The other boy’s eyes are squeezed shut as the water submerges him, and right away it’s like he was never there at all. The magician has her eyes on Thales as the water rises over her neck. “Goodbye, Thales,” she says. “Do well. Fight for us,” and then the water is at her chin and she says, “Goodbye, goodbye, goodbye,” and as the water rises over her mouth she cries, “Philip!” and decency requires that he not look away as the water covers her nose, and then her eyes, and then there’s a horrible moment when only her forehead and hair are visible, and then she’s gone, the doorway framing nothing but restless black water.

Akemi is behind him, sitting in the window seat, looking shattered and hungover, her mascara streaked with tears. “That’s done,” she says. “Looks like time to go.”

“Where?” he says. “And to what purpose?”

“We have a plan,” she says, and reaches past him to close the door.





53

A Little Beyond the Law

Night in the desert and the freight train roaring by. Behind Kern the desert is empty and still, but he knows that out there in all that vacancy someone is looking for him, and they may still be far away but that they’re coming is a certainty and the only escape is across the tracks where he’s been waiting patiently but the cars keep coming and still no end in sight. He looks over his shoulder—the barren sand looks white in the moonlight. It smells of smoke and creosote—he can tell it’s going to be yet another dry year. With each passing car there’s a deafening pulse and he’s wondering if he could time them, fling himself through one of the evanescent gaps, and he’s looking for his moment when behind him someone ostentatiously clears his throat.

He surges out from under the covers, is up and on balance, scanning for threats that aren’t there because he’s in his hotel room in the dark. He sits on the bed, relieved that he’s alone. He gradually registers the bleating of the landline on the nightstand.

He picks up the receiver just to stop the noise and listens to the line’s silence until Akemi says, “Hello? Are you there? Did I get the right room?”

“I thought you were gone,” he says wonderingly, feeling woozy, as though the room were unreal.
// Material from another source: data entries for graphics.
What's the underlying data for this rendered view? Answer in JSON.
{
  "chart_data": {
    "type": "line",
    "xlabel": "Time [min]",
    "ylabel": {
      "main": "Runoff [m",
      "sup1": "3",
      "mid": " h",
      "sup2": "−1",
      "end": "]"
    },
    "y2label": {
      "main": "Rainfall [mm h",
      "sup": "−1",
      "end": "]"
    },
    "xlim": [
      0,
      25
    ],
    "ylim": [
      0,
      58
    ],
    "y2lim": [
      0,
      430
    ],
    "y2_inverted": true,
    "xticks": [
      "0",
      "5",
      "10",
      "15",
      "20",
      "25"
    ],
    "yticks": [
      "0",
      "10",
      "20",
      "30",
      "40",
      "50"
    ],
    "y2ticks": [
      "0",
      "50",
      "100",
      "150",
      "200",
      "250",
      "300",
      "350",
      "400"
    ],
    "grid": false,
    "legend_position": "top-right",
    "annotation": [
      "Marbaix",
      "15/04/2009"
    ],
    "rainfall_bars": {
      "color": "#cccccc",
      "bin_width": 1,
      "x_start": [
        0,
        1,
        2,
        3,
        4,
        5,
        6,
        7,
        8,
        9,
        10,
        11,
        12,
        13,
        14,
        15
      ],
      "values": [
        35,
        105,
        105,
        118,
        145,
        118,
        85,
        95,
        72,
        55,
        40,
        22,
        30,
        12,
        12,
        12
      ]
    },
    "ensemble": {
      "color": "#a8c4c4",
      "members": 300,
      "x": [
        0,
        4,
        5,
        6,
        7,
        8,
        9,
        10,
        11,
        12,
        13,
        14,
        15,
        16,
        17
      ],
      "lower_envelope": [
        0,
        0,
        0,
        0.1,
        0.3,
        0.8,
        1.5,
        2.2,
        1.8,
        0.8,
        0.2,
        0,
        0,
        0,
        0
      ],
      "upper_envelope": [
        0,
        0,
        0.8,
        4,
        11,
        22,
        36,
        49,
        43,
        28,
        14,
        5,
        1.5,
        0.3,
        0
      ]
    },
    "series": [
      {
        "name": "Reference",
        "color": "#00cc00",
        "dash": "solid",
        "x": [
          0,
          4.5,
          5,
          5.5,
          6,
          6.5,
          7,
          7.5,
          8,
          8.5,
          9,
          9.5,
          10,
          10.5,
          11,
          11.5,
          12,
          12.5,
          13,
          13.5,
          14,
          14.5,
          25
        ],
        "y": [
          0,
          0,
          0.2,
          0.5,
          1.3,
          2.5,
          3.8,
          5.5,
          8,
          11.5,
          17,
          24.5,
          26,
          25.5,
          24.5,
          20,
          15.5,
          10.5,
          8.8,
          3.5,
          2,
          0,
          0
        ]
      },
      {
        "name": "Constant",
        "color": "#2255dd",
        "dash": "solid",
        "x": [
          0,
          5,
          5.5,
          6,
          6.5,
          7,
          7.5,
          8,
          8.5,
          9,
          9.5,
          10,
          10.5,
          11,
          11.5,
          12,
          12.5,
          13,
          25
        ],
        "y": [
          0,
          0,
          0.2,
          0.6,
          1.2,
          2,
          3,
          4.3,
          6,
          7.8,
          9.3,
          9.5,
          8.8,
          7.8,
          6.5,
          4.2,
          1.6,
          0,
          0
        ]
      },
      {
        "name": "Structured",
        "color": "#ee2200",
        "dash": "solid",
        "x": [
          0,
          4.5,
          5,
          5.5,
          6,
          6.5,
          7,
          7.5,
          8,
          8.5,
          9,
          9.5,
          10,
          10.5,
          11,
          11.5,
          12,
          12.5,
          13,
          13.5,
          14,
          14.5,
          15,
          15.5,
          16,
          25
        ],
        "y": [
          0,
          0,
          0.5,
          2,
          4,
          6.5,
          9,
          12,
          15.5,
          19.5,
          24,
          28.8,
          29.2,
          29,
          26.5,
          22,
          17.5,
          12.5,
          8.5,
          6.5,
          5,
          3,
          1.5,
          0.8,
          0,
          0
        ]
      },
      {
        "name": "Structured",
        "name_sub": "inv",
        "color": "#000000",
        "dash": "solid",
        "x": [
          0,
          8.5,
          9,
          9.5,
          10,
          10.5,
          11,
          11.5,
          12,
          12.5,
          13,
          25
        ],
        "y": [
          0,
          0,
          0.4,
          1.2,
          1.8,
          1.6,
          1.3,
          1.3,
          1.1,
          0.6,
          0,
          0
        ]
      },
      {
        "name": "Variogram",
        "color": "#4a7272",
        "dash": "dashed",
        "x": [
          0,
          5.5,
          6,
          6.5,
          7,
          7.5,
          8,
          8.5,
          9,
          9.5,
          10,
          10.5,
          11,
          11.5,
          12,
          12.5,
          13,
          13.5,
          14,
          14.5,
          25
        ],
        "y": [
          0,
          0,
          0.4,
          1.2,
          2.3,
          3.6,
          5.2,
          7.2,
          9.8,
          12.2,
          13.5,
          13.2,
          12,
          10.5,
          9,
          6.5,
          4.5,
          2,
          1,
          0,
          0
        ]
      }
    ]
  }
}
He focuses on the bullpup in its black case on his desk, the Mr. Li suit hanging in the closet over his duffel bag of clothes. “I was going to go back for you,” he says, “but I didn’t have any weapons, and I probably just would’ve died if…” He trails off, ashamed of his cowardice, his cringing explanations.

“Well then, you can help me now,” she says. “I need you more than ever.”

“I can’t. I have a job. I’m flying out in the morning for work.” Strange to hear himself—these words belong to someone else’s life.